The school has a total of eight teachers--art, English, math, physical education, science, social studies, Spanish, and special education. Each teacher is their own department. Four are teaching for the first time this year.


My initial plan of action for teachers was to visit their classrooms. I then sat down with each one and learned about their journey to teaching and their educational philosophy. Each teacher set goals for themselves and for their students.


Together we have gone through full day professional developments, more observations, demo lessons and lots of conversations. Over 90% of the teachers want to get better. They are open to feedback and are willing to try new things. The math teacher immediately applies every suggestion. The English teacher appreciates every adjustment mentioned for his written lesson plan. The history teacher uses the resources for his struggling readers.

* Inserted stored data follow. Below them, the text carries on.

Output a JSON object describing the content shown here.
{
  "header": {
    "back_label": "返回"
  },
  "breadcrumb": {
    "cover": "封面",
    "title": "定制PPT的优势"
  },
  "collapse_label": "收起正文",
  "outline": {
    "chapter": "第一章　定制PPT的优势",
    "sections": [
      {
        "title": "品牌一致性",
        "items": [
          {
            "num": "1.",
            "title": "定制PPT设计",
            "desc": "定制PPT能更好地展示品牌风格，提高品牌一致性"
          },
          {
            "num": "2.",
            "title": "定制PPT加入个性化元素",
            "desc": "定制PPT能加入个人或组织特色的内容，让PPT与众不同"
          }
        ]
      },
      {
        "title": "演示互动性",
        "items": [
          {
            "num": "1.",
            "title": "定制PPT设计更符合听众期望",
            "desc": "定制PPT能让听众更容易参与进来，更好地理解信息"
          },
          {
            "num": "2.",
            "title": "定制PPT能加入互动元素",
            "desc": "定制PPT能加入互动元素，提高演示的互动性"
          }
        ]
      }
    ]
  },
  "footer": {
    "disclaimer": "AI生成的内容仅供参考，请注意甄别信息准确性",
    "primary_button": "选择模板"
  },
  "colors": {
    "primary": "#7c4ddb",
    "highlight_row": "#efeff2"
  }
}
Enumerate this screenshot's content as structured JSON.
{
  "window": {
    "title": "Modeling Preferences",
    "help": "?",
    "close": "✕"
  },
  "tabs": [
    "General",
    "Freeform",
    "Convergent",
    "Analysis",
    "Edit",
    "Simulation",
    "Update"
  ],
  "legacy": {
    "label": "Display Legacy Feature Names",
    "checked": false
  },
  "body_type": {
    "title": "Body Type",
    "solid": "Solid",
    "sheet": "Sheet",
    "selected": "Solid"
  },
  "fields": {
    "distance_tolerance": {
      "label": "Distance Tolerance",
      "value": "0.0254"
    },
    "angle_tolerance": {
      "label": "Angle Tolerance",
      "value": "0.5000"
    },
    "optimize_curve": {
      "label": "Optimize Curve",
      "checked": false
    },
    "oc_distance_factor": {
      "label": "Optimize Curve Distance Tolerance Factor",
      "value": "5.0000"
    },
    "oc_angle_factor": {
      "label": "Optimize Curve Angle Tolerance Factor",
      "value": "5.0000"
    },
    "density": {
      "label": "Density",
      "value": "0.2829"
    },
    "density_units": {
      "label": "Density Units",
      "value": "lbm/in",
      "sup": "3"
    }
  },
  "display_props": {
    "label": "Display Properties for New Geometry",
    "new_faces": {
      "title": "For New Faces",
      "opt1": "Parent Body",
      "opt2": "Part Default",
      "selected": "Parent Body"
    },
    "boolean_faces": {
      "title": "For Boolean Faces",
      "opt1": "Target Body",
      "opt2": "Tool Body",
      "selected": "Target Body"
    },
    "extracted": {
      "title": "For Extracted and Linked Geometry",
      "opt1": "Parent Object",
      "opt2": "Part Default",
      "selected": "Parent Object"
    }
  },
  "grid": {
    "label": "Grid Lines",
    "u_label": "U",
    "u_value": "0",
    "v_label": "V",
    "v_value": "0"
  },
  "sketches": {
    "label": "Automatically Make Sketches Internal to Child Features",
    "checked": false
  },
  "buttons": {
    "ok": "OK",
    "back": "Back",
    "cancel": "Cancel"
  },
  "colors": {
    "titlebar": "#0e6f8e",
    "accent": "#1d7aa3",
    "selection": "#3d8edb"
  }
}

Yet, I'm not seeing the progress. Highlights are limited and sporadic. I'm frustrated.


Our last professional development was focused on curriculum development. At the beginning of the session the principal clarified that the school was not bound to the district's scope and sequence. One of the bureaucratic policies of Newark is the standardized scope and sequence. Every content area has scripted lessons that are connected to standardized midterm and final assessments. The data is collected, analyzed and given back to principals as a tool to make their schools better. The school has received a 'pass' to develop their own curriculum. Yes, students still have to pass the New Jersey state math and English exam but the way to get there was in the hands of the teachers and school community.


The reaction to this statement: Silence...


We continued.


We discussed backwards design and what makes good essential questions and objectives. They then went to work on creating and documenting their units of study for a course. As the teachers opened their laptops and headed to the computers, the questions begin. As I answered each one and provide targeted feedback, I'm having my own professional development. I'm noticing the missing link. It's not from lack of desire or inability, it’s lack of practice.


Even if these teachers had been exposed to curriculum development in their master’s classes, they never had to practice it. In the world of mandates, continuous learning is not fostered. The district has been creating soldiers who will assume a state of mind of conformity.


I’m not sure if the district realizes they have created complacent soldiers. Instead of fighting to have their professional voices heard and respected, these teachers have assumed that their voices are muted, put their heads down and went on automatic.


I left the training on Saturday with a new perspective of the work. An environment of learning needs to be established in this school not just for students but also for adults.The school needs to create a professional learning community that encourages continuous learning and reflection even when the district doesn’t ask for it.


The principal and I are scheduling instructional rounds and looking for ways for the teachers to make connections to their content area colleagues in other schools. I’m hopeful I won’t be frustrated anymore.